# NEF 22lr sportster



## GREENCOUNTYPETE (Jul 25, 2006)

does anyone have one how do you like them?


----------



## Qhorseman (Jul 9, 2010)

I have no experience with the 22lr version, but, my daughter has a 223 handi-rifle. It is basically the same rifle, that little $99 rifle shoots as well as or better than my expensive varmint rifles.


----------



## GREENCOUNTYPETE (Jul 25, 2006)

Qhorseman said:


> I have no experience with the 22lr version, but, my daughter has a 223 handi-rifle. It is basically the same rifle, that little $99 rifle shoots as well as or better than my expensive varmint rifles.

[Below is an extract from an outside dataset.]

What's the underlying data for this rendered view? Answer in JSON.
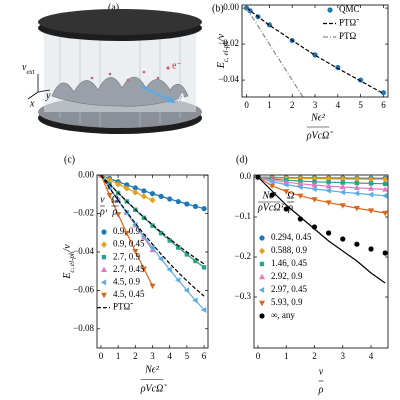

i sure wish they were still 99 dollars , thats what i paid for my NEF muzzle loader 

and now NEF won't even sell me other barrels for it , even though the huntsman is a gun by AFT standards i had to fill out the 4473 and is a SB-1 reciver just marked huntsman and i bought it because it was supposed to accept the shotgun barrels they changed company policy is the line i got and now no muzzle loader can be fitted with another barrel.


----------



## poorboy (Apr 15, 2006)

But we have a versa-pak (.22-410 youth sized combo ) I bought for the little woman..it's way cool..:clap:


----------